Un gruppo “più coeso, focalizzato sui clienti e pronto alla ripresa”, ma con criticità ancora aperte sul fronte industriale e occupazionale in Italia. È il quadro emerso dall’assemblea degli azionisti di Stellantis, ad Amsterdam, dove il presidente John Elkann e l’amministratore delegato Antonio Filosa hanno rivendicato i progressi compiuti.
In particolare, Elkann ha sottolineato come il consiglio di amministrazione abbia garantito “continuità e chiarezza nella leadership”, ricordando la nomina all’unanimità di Filosa nel maggio 2025. Da allora, ha spiegato, il gruppo ha costruito “un team di leadership coeso ed efficace”, registrando “un miglioramento costante trimestre dopo trimestre” grazie al ritorno a una strategia centrata sui clienti. Nonostante le difficoltà, il presidente ha parlato di “forte resilienza” nel 2025 e di basi ormai poste per la ripresa, guardando al 2026 “con umiltà e fiducia”. Attesa per il 21 maggio, quando il management presenterà la nuova fase strategica.
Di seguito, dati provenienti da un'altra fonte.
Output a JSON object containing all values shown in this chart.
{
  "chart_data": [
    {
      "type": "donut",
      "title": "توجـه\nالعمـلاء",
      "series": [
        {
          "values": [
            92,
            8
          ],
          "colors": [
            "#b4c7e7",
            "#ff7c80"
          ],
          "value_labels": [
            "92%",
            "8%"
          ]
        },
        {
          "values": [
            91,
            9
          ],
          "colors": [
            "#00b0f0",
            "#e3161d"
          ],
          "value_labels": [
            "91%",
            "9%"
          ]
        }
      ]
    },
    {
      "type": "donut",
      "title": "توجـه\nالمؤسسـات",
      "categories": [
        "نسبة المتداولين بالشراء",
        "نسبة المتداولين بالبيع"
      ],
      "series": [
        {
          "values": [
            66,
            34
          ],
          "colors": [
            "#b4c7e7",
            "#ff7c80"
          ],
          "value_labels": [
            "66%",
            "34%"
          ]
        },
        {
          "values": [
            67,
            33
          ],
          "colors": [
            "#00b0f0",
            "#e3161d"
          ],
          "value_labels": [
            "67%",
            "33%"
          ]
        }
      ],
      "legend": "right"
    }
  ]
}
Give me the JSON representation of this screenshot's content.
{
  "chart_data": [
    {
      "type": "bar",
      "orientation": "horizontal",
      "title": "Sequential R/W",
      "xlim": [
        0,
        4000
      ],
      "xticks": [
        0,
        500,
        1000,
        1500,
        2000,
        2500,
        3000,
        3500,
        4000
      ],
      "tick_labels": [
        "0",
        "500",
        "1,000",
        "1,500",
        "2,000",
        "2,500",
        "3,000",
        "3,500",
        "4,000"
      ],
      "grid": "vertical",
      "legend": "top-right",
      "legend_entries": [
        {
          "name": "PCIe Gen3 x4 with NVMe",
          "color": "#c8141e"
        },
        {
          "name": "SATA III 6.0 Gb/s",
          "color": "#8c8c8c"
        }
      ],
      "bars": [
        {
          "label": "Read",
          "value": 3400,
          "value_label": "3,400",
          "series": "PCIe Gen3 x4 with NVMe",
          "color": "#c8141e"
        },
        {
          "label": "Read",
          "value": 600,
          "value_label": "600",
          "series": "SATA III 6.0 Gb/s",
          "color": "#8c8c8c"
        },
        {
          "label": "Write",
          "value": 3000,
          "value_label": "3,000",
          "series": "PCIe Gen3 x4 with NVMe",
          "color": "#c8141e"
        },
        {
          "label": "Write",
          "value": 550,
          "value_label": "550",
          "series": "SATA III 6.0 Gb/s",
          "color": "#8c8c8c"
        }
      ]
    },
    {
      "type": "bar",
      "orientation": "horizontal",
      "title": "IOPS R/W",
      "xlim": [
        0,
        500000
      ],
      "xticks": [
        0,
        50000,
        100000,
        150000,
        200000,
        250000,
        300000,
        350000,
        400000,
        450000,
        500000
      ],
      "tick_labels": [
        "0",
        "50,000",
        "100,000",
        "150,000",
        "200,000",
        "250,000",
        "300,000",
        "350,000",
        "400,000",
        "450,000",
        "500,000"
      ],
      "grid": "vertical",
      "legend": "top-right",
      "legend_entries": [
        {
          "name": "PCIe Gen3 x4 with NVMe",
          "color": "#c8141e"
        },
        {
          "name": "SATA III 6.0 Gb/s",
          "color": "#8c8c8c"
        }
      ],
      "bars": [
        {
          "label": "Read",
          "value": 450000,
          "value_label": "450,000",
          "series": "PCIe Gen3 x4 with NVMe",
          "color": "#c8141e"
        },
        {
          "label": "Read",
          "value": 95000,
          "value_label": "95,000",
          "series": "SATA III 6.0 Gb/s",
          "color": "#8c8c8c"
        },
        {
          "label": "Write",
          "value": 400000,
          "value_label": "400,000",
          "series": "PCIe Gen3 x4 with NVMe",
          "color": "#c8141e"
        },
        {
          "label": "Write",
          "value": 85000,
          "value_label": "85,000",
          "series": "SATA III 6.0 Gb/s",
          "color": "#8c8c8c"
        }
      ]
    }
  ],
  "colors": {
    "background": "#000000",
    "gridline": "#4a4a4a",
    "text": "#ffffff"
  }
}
Dal canto suo, Filosa ha rivendicato un “reset decisivo” per riposizionare il gruppo verso una crescita redditizia, con oneri per circa 22 miliardi di euro annunciati a febbraio 2026, ma senza impatti di cassa tali da compromettere la solidità del bilancio. “Scelte dolorose ma necessarie”, ha detto, per rafforzare il modello operativo, migliorare qualità e produzione e riallineare l’offerta alle esigenze del mercato. Il ceo ha evidenziato segnali di miglioramento nella seconda metà del 2025 – ricavi, cassa, ordini e qualità – e prevede ulteriori progressi nel 2026. Al centro della strategia resta il cliente, con il lancio di 10 nuovi modelli e una maggiore attenzione alla redditività e alla generazione di cassa.
Sul fronte della governance, l’assemblea ha confermato Elkann come amministratore esecutivo con l’89,72% dei voti e approvato l’ingresso di Juergen Esser nel cda, che sale a 12 membri.
Scettico il giudizio della Fiom, invita a “contestualizzare” l’ottimismo del management ricordando come il 2025 sia stato “l’anno peggiore nella storia del gruppo”. Il sindacato segnala una situazione ancora “drammatica” in diversi stabilimenti italiani, con carenze produttive diffuse e ampio ricorso agli ammortizzatori sociali.
Secondo Samuele Lodi, segretario nazionale Fiom-Cgil e responsabile settore mobilità, e Ciro D’Alessio, coordinatore nazionale automotive per la Fiom-Cgil, le nuove assegnazioni produttive – come la 500 ibrida a Mirafiori e la Jeep Compass ibrida a Melfi – restano insufficienti a garantire la piena saturazione degli impianti e il rientro dalla cassa integrazione. Critiche anche alle uscite volontarie non compensate da nuove assunzioni, considerate funzionali al ridimensionamento industriale.
Il sindacato denuncia inoltre l’assenza in Italia degli investimenti annunciati all’estero e chiede la convocazione di un tavolo prima dell’Investor Day del 21 maggio per discutere un piano concreto su produzione e occupazione nel Paese. “Serve un confronto vero”, ribadisce la Fiom, giudicando infine “inaccettabile” il calendario dell’audizione parlamentare del ceo, fissata dopo la presentazione della strategia.